Statements about whether the founder threatened or intimidated BAN volunteers were factual enough to be falsifiable.  Even if the size of the dogs/perceived threat were subjective matters, on the whole the statements implied an assertion of objective fact.

However, statements about the “likely illegal[ity]” or legal implications of ERA’s conduct under the Basel Convention were nonactionable opinion made by laypersons in the context of an ongoing public debate, as well as being based entirely upon “disclosed or assumed nondefamatory facts” (i.e., the data set forth in the Report) and ddin’t “impl[y] that there are undisclosed facts on which the opinion is based.” “Arguments for actionability disappear when the audience members know the facts underlying an assertion and can judge the truthfulness of the allegedly defamatory statement themselves.”

Tortious interference claims also survived. ERA alleged that a specific customer ended its relationship with ERA based upon BAN’s report and press release.

Lanham Act claims, however, failed.  ERA alleged that BAN advertised commercial services including (1) its e-Stewards certification program and (2) its EarthEye GPS tracking technology for companies in the e-waste industry, giving BAN an economic interest in encouraging consumers to use e-Stewards certified companies over those not so certified.

That didn’t make the report and press release into commercial speech, under the Bolger factors.  The report wasn’t a typical ad.  There was no evidence that the editorial content was a mere sham added to advertising.

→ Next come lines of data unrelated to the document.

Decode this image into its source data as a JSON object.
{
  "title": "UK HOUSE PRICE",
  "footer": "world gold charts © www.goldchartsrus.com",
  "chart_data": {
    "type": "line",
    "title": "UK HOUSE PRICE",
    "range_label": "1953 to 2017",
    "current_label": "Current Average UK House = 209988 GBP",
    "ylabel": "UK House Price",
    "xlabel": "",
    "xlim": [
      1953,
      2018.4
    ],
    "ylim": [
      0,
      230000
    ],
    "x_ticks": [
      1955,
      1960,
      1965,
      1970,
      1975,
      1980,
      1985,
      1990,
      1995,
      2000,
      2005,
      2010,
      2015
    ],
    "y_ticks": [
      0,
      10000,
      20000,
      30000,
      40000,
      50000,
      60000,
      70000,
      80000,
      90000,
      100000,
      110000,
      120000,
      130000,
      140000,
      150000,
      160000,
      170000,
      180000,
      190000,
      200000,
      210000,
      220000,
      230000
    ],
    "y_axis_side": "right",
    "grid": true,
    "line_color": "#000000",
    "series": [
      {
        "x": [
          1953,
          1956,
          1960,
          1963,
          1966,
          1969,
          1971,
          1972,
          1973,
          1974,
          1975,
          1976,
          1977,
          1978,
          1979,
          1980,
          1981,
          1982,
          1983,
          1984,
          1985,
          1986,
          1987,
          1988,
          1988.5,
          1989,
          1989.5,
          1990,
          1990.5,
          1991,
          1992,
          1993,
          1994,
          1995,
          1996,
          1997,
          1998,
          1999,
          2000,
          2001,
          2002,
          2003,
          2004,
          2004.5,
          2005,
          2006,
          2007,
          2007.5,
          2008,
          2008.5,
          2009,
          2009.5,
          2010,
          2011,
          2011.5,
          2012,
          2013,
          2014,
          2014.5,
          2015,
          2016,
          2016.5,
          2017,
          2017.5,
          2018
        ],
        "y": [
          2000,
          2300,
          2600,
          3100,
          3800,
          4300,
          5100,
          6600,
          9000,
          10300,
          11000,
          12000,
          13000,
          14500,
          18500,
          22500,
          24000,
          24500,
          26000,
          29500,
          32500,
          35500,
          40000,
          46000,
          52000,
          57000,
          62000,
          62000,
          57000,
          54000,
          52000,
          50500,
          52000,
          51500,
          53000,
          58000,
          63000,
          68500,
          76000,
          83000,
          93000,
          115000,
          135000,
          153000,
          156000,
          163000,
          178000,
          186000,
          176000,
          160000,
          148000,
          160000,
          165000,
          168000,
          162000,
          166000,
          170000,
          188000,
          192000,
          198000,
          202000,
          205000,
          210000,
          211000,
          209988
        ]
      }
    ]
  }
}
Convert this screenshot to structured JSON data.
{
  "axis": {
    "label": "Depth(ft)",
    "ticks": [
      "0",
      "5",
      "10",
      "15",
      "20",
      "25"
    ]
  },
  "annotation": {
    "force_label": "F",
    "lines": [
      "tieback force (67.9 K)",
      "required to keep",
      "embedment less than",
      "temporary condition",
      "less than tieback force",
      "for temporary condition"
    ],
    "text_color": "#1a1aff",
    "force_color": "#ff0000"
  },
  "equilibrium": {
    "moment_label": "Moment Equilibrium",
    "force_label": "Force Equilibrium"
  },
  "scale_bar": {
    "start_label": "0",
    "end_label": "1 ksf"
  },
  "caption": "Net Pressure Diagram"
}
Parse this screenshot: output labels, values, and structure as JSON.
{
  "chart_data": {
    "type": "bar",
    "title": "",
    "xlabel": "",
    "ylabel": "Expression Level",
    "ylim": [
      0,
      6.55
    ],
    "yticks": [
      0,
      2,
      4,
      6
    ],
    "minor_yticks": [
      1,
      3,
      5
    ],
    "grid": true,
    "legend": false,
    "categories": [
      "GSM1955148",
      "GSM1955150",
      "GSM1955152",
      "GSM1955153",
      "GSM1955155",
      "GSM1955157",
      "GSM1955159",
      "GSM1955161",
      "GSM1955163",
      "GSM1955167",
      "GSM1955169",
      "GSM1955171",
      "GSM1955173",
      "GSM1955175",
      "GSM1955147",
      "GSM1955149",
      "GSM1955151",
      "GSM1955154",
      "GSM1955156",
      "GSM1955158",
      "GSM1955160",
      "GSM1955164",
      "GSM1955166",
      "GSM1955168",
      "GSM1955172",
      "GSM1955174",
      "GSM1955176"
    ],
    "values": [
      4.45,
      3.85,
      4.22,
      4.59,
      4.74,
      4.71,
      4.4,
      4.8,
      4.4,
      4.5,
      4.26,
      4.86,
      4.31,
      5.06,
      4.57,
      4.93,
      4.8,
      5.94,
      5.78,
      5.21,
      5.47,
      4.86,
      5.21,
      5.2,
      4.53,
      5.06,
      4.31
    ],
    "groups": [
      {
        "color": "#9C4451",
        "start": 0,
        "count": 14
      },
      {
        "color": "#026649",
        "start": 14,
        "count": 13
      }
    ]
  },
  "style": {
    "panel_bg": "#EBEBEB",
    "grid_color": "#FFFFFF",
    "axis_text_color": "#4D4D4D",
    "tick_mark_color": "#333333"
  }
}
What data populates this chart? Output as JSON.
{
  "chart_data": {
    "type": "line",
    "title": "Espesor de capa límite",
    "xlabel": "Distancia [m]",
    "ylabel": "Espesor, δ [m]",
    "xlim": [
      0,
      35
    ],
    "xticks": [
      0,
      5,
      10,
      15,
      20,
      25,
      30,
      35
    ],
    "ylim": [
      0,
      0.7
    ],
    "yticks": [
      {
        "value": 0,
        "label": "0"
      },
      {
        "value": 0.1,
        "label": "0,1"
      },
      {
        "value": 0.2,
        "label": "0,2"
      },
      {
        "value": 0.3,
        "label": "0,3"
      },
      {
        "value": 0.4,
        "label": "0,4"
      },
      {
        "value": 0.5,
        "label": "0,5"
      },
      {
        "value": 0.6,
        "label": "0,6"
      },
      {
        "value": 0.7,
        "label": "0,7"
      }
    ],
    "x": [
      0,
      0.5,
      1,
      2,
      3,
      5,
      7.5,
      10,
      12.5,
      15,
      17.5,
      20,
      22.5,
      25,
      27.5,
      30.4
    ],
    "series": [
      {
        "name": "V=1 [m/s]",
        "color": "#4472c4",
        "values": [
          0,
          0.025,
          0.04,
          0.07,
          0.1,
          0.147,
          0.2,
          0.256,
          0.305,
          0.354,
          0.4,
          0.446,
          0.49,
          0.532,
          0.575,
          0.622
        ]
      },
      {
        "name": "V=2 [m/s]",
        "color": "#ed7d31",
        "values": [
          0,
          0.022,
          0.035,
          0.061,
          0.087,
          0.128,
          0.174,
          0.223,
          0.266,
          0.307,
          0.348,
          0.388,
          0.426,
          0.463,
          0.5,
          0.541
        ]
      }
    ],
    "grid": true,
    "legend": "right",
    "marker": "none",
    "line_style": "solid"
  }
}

Instead, references to e-Stewards and EarthEye were minimal—in approximately 13,000 words in the Report, “e-Stewards” appeared five times and “EarthEye” appeared twice.  As for references to specific products or services, the reference to e-Stewards was in connection to comparing other recycling standards, e.g.: ERA does not “operate under any certified environmental management systems such as ISO14001, nor do they possess recycling or data security certifications (e.g., e-Stewards, R2, NAID) – that are expected of responsible electronics recyclers.” The report did say that e-Stewards is comparatively “stricter with respect to exports, occupational safety and health, and downstream due diligence” and is “the only North American standard that audits and rewards companies for upholding the Basel Convention and the Ban Amendment.” But it also suggested that the apparently competing R2 standard should be amended to do the same.  Likewise, it recommended some form of GPS tracking to enforce the Basel Convention, but didn’t suggest that EarthEye was the only solution.  “[T]he overall impression left by these statements is not that readers should use any specific product or service, but rather that the e-waste industry is rife with violations of the Basel Convention, and e-Stewards and EarthEye are but one means of encouraging compliance.” Finally, BAN did stand to benefit economically from convincing corporations and governments to pay for its products and services. But “economic motive in itself is insufficient to characterize a publication as commercial...”

Just as a matter of common sense, this was not commercial speech.  The Lanham Act didn’t apply. Still, BAN wasn’t entitled to attorneys’ fees.  The report’s status was “somewhat of a close question, and ERA’s false advertising claim is not groundless or unreasonable as a matter of law,” at least on the current record.